Volar era una gozada. Sergio tiraba de uno y otro remo de la barca para controlar la dirección y evitar los meteoritos, ahora convertidos en gigantescas pelotas de golf. Medusas gigantes de color azul se cruzaron con él y el muchacho pensó: “Esto no tendría ninguna lógica si no fuera porque vuelo por el fondo del mar”. En el fondo todo tenía su sentido, razonó.

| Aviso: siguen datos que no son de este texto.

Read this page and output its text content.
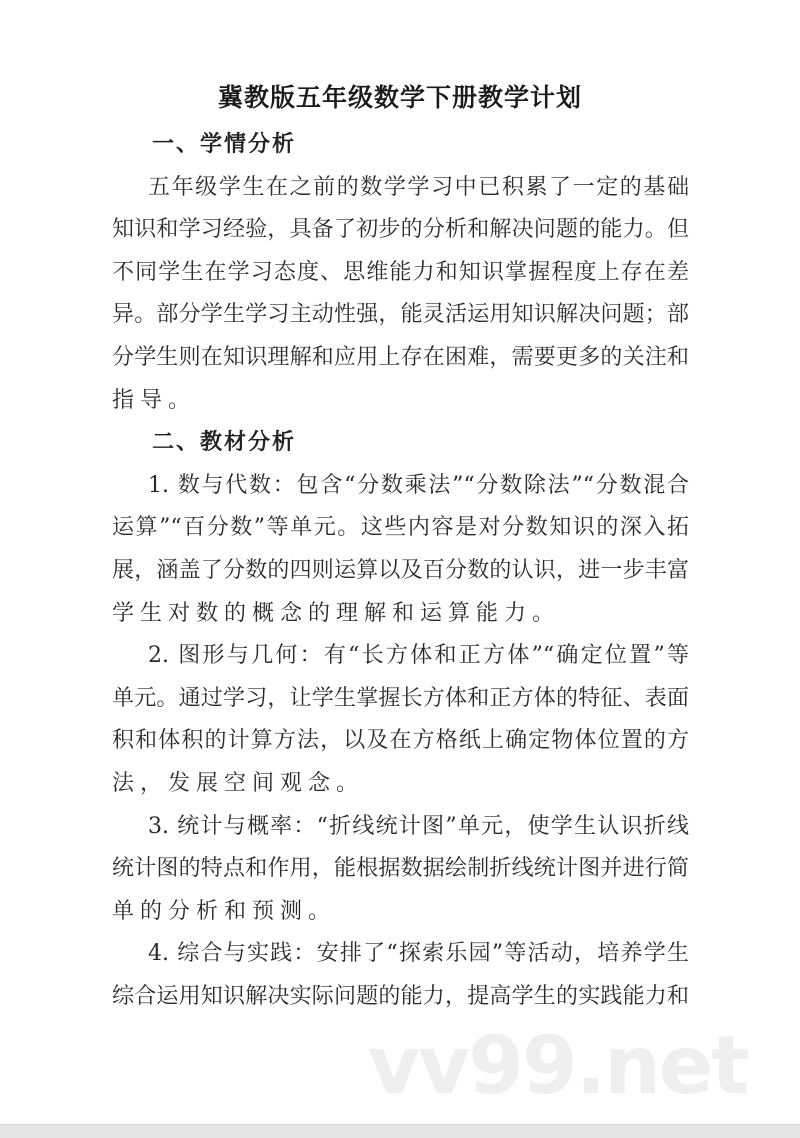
冀教版五年级数学下册教学计划
一、学情分析
五年级学生在之前的数学学习中已积累了一定的基础
知识和学习经验，具备了初步的分析和解决问题的能力。但
不同学生在学习态度、思维能力和知识掌握程度上存在差
异。部分学生学习主动性强，能灵活运用知识解决问题；部
分学生则在知识理解和应用上存在困难，需要更多的关注和
指导。
二、教材分析
1. 数与代数：包含“分数乘法”“分数除法”“分数混合
运算”“百分数”等单元。这些内容是对分数知识的深入拓
展，涵盖了分数的四则运算以及百分数的认识，进一步丰富
学生对数的概念的理解和运算能力。
2. 图形与几何：有“长方体和正方体”“确定位置”等
单元。通过学习，让学生掌握长方体和正方体的特征、表面
积和体积的计算方法，以及在方格纸上确定物体位置的方
法，发展空间观念。
3. 统计与概率：“折线统计图”单元，使学生认识折线
统计图的特点和作用，能根据数据绘制折线统计图并进行简
单的分析和预测。
4. 综合与实践：安排了“探索乐园”等活动，培养学生
综合运用知识解决实际问题的能力，提高学生的实践能力和
vv99.net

Un enorme cofre vomitó un montón de monedas de oro que se le quedaron pegadas al pecho, y de repente se encontró casi encima de una enorme ancla herrumbrosa, que estaba detrás del cofre y que consiguió evitar por los pelos. Siguió buceando entre corales multicolores y notó como arrastraba una enorme y majestuosa capa de algas; sin embargo, por alguna razón, no debía disfrutar del viaje. Sergio no recordaba el motivo, pero notó como su cuerpo se ponía cada vez más en tensión. Había algo… entonces vio la pequeña luz negra detrás de un enorme camión y supo lo que se avecinaba. Al fondo vislumbró el agujero del túnel que cada noche parecía encogerse un poco más. Consiguió sortear los percheros de la entrada, atestados de abrigos, e introducir el vehículo en el largo pasillo. Se agazapó al entrar en el gigantesco embudo de piedra y todos sus músculos se pusieron alerta preparándose para el golpe. Justo al fondo del túnel se levantaba una inmensa pared de roca con un pequeño hueco en el centro, demasiado pequeño, y Sergio dirigió el bólido hacia allí, preparándose para la colisión que todas las noches tenía lugar. Cada vez estaba más cerca, cada vez más, y, aunque Sergio intentó refrenar el tren todo lo que pudo, en unos instantes numerosos pedruscos saltaron por los aires y el chico se acurrucó contra el suelo soltando el volante, ya no importaba nada, ni la dirección ni nada, a él solo le importaba atravesar el estrecho agujero de la montaña sin golpearse demasiado.

Todas las noches Sergio rompía las rocas del final de la cueva y era parido al otro lado de un brusco golpe, a la realidad del día que empezaba, de la mesilla de noche con su vaso de agua, sus pastillas y su despertador rojo que nunca necesitaba poner. A las zapatillas a los pies de la cama y, al fondo, la puerta del cuarto de baño abierta, invitándole a ducharse.

Todos los días Sergio se despertaba sobresaltado y lanzaba un inmenso suspiro de alivio al mirar a su alrededor. Se bajaba de un salto de la cama de barrotes de bronce, con su edredón de cuadros y su aire inofensivo, y se metía en la ducha sin volver la vista.

Pero Sergio se levantaba con el cuerpo lleno de arañazos. Tenía muy claro que algún día, un día que esperaba que estuviera aún muy lejano, no conseguiría salir y quedaría atrapado en la inmensa vagina de piedra por siempre jamás.